I live in Vancouver, a city that loves to boast about how “green“it is. If you are just visiting, you might think we are talking about the abundance of trees and how everything grows at a tremendous rate here, probably because it tends to rain every couple of days. Of course, this being a pretty political place, they might also be talking about the number of bike lanes we have, our Skytrain system to get cars off the road and the city planners ever growing desire to increase density in almost every part of the city.

But I am talking about the wonderful ability to take a walk in just about any direction from my home on a busy commercial corridor and end up in a green belt walking beside a flowing stream.
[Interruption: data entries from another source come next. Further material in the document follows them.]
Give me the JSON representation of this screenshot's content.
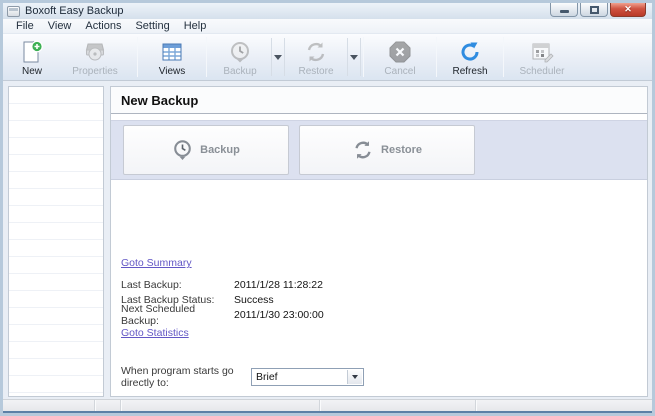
{
  "window": {
    "title": "Boxoft Easy Backup"
  },
  "menubar": {
    "items": [
      "File",
      "View",
      "Actions",
      "Setting",
      "Help"
    ]
  },
  "toolbar": {
    "buttons": [
      {
        "label": "New",
        "icon": "new-document-icon",
        "enabled": true
      },
      {
        "label": "Properties",
        "icon": "properties-icon",
        "enabled": false
      },
      {
        "label": "Views",
        "icon": "views-grid-icon",
        "enabled": true
      },
      {
        "label": "Backup",
        "icon": "backup-clock-icon",
        "enabled": false,
        "has_dropdown": true
      },
      {
        "label": "Restore",
        "icon": "restore-arrows-icon",
        "enabled": false,
        "has_dropdown": true
      },
      {
        "label": "Cancel",
        "icon": "cancel-octagon-icon",
        "enabled": false
      },
      {
        "label": "Refresh",
        "icon": "refresh-arrow-icon",
        "enabled": true
      },
      {
        "label": "Scheduler",
        "icon": "scheduler-calendar-icon",
        "enabled": false
      }
    ]
  },
  "main": {
    "title": "New Backup",
    "action_buttons": [
      {
        "label": "Backup",
        "icon": "backup-clock-icon"
      },
      {
        "label": "Restore",
        "icon": "restore-arrows-icon"
      }
    ],
    "links": {
      "summary": "Goto Summary",
      "statistics": "Goto Statistics"
    },
    "info_rows": [
      {
        "label": "Last Backup:",
        "value": "2011/1/28 11:28:22"
      },
      {
        "label": "Last Backup Status:",
        "value": "Success"
      },
      {
        "label": "Next Scheduled Backup:",
        "value": "2011/1/30 23:00:00"
      }
    ],
    "startup": {
      "label": "When program starts go directly to:",
      "selected": "Brief"
    }
  },
  "colors": {
    "accent_blue": "#2f8ce0",
    "link": "#6257c5",
    "strip_lavender": "#dce1f0",
    "close_red": "#cf5240",
    "new_badge_green": "#3db054"
  }
}
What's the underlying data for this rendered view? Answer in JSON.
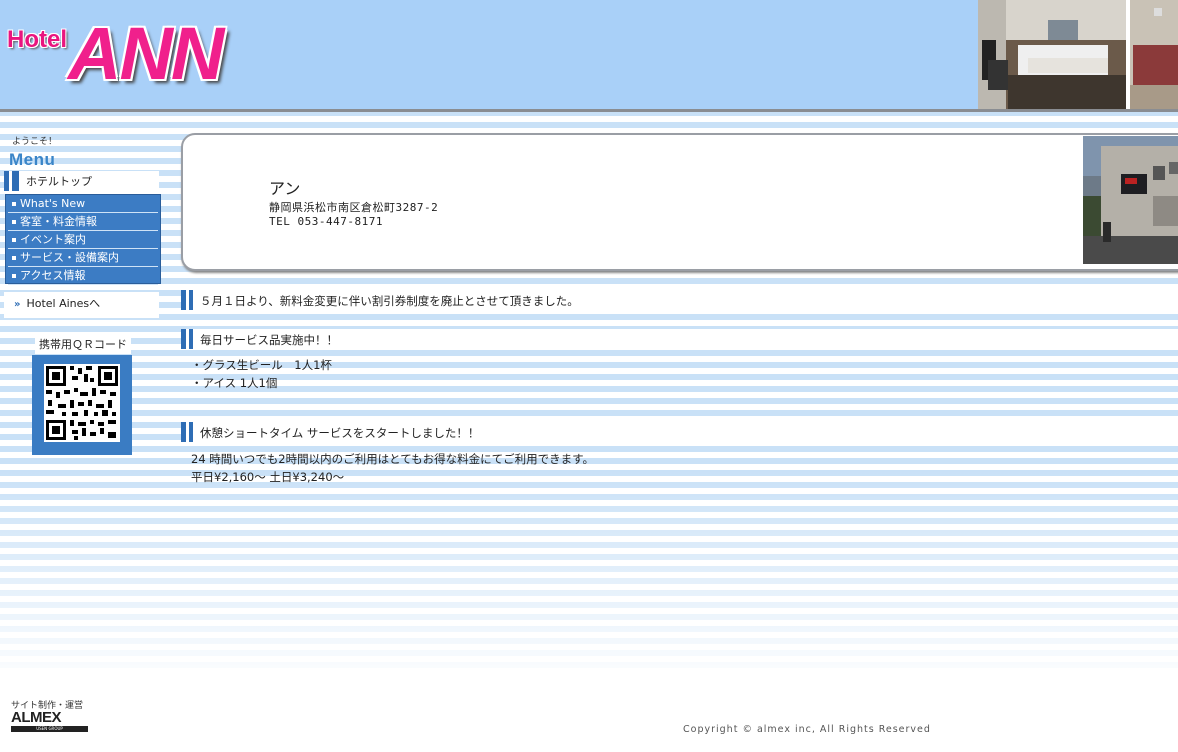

I returned to Canada about a year ago after living in Southern California for about 25 years, and love my green places here. I feel I am lucky to also make a living doing something that allows me to take an hour walk in the middle of the day to enjoy it.

The other day I was out strolling in a fairly suburban neighborhood not far from home when I saw four coyote pups tumble out of a nearby green belt and play on the front lawn of someone’s home. I stood transfixed and not a little apprehensive knowing the mother and father were probably within a stone’s throw of the pups. But the chance to see them reminded me of how close we are to wild life in a city the size of Vancouver.

In my daily walks I have watched bald eagles soar above me, stumbled upon a falcon with its prey in hand on a pathway I was walking along and seen markings and fur from a black bear along my favorite steam-side trail. I walk down every week to Burnaby Lake to sit and watch the dozens of duck species and Canada Geese hang out in the waters by the beaver mound. No- I haven’t seen beavers yet, but they tell me if I go there at sunset and wait, they will come out. I am incredibly lucky to have this and the museums and jazz clubs of a big city like Vancouver only a twenty-minute train ride away.

I could never live out in the country completely away from the lure of a big city. Even if I only head into it every week or two, knowing it is there if I want it is something that I need for balance in my life. In the same way that having days on end where I only talk to myself and the cats while writing for my clients is balanced by weekends spent with friends either garden gazing with Katherine or dancing with Ria. But having those precious moments like the one I had this week, watching four coyote pups tumble and play in a suburban tract of houses perched on the side of a ravine reminds me we can all find our balance in where we live. It might just be a matter of taking the time to find it.